I am not afraid to have whatever conversations my kids need to have. I am not afraid to talk about sex, sexuality, sexual assault, gender roles, power dynamics, systemic oppression, misogyny and fear with my children. I am not afraid to answer their questions and offer my interpretation. I have been having age appropriate conversations about sex and sexuality with my kids their entire lives. As an advocate for sex-positive parenting and a sexuality educator, I am grateful to help other parents have these conversations with their children too.

One of the many purposes of being a sex-positive parent is that we can protect our kids. Since we know the difference between ‘good sex’ and ‘bad sex’ we can teach our children to know that difference too. Every parent who wants to protect their child has to have the conversation with them that they have the right to say no to unwanted touching and that if someone does touch them in an unwanted way they need to tell you. I had to have that conversation with my sons when they were 3 years old. 3. Let that sink in. I had to warn my children that someone may try to do something to them against their will. Let me tell you how angry that made me. How unfair and wrong those conversations are; and yet, totally necessary because we live in a sex-negative culture where victims of sexual assault get shamed and blamed while predators get excused and ignored because our cultural understanding of sex is mired in shame, violence and oppression.
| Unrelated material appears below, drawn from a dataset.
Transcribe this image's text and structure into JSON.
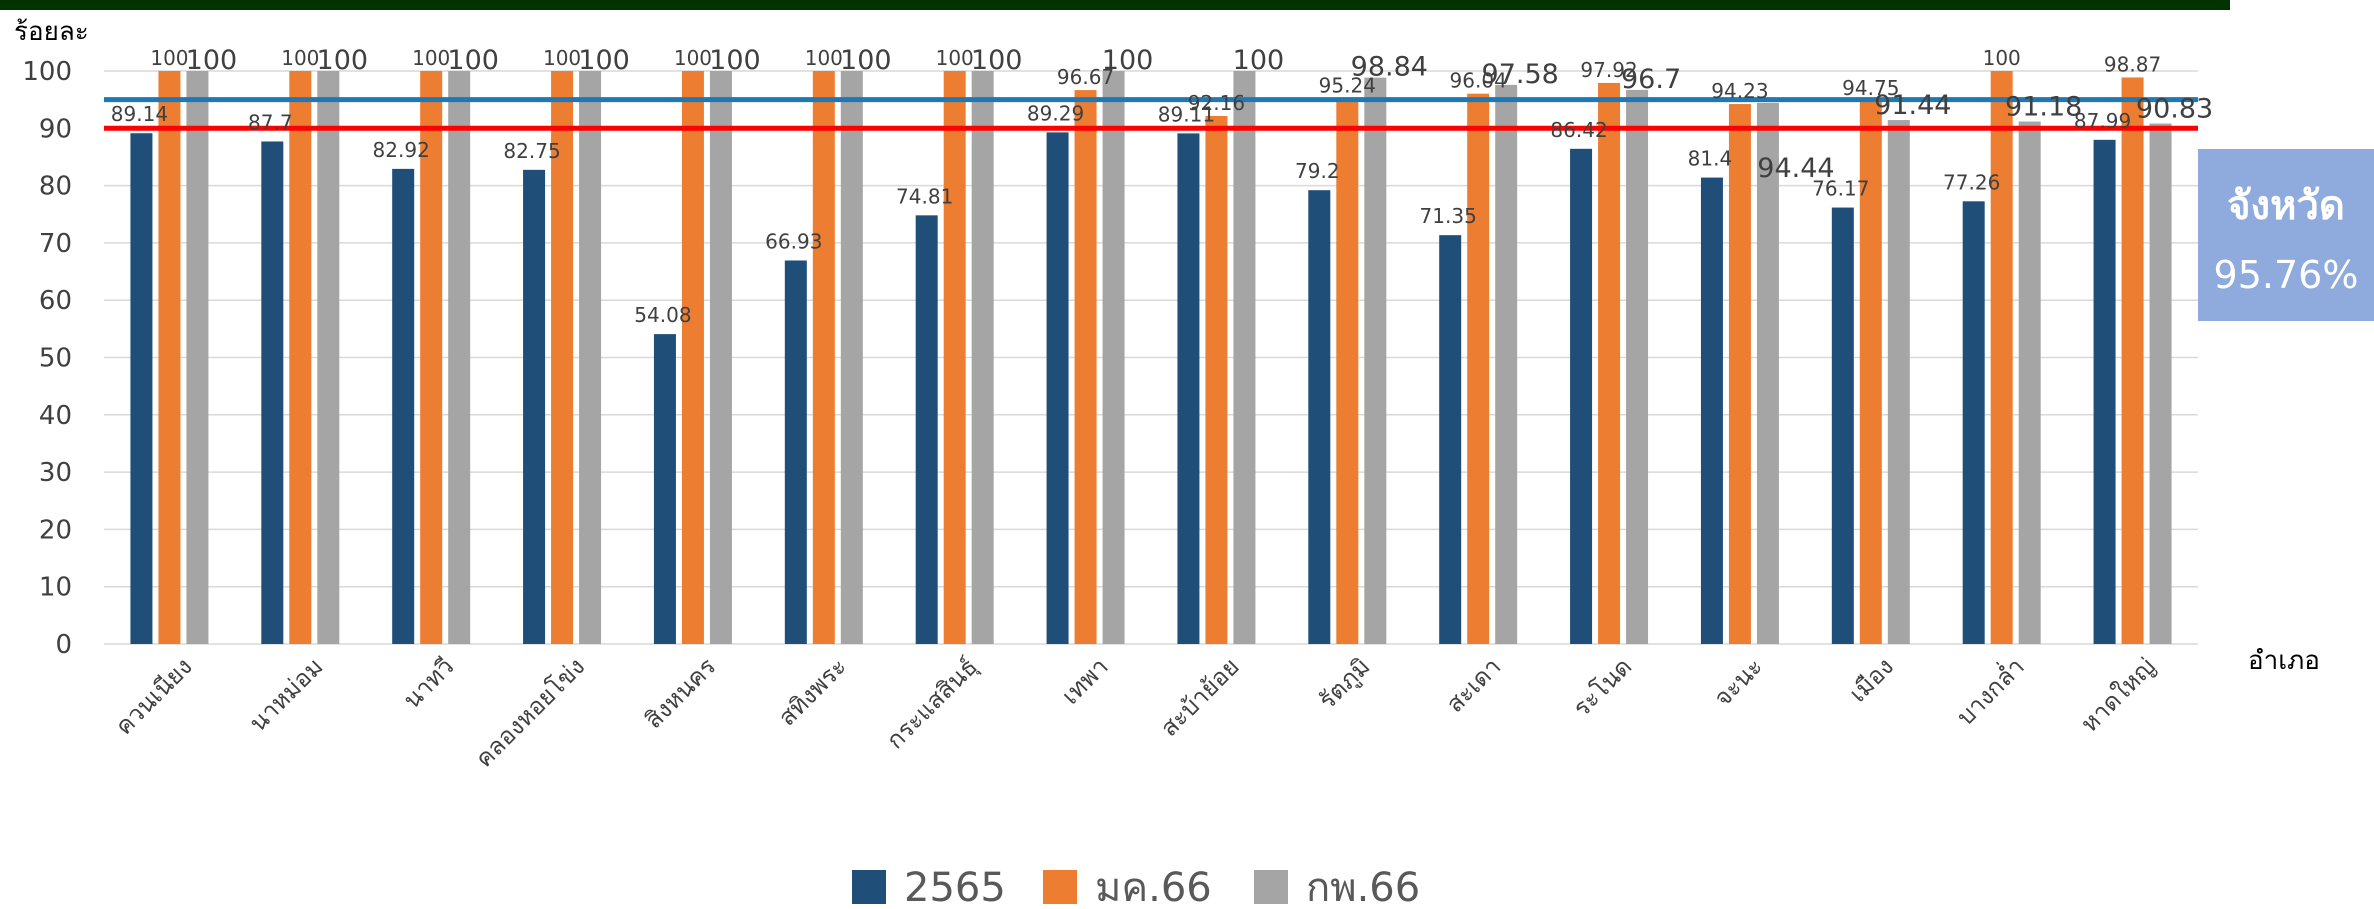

I also had to tell them that if someone did violate them it was not their fault. I had to tell them that even if they were too afraid to say no, it still isn’t their fault and to never be afraid to tell me, that I would never be mad at them. And we’ve had these conversations over and over and over. Every time they start a new school year, every time they join an after school program, every time they spend the night at a friend’s house.

My hope is that while I arm them as best as I can as children, I also instill a moral belief that will last throughout their adulthood: sex and sexuality are inherently good AND it is wrong to touch someone without their consent. I had to teach them about consent way before puberty. Before the peer pressure and the media onslaught diminish my influence. I taught them to see a person as a person and that secondary sexual characteristics are just that; secondary to the person they are interacting with.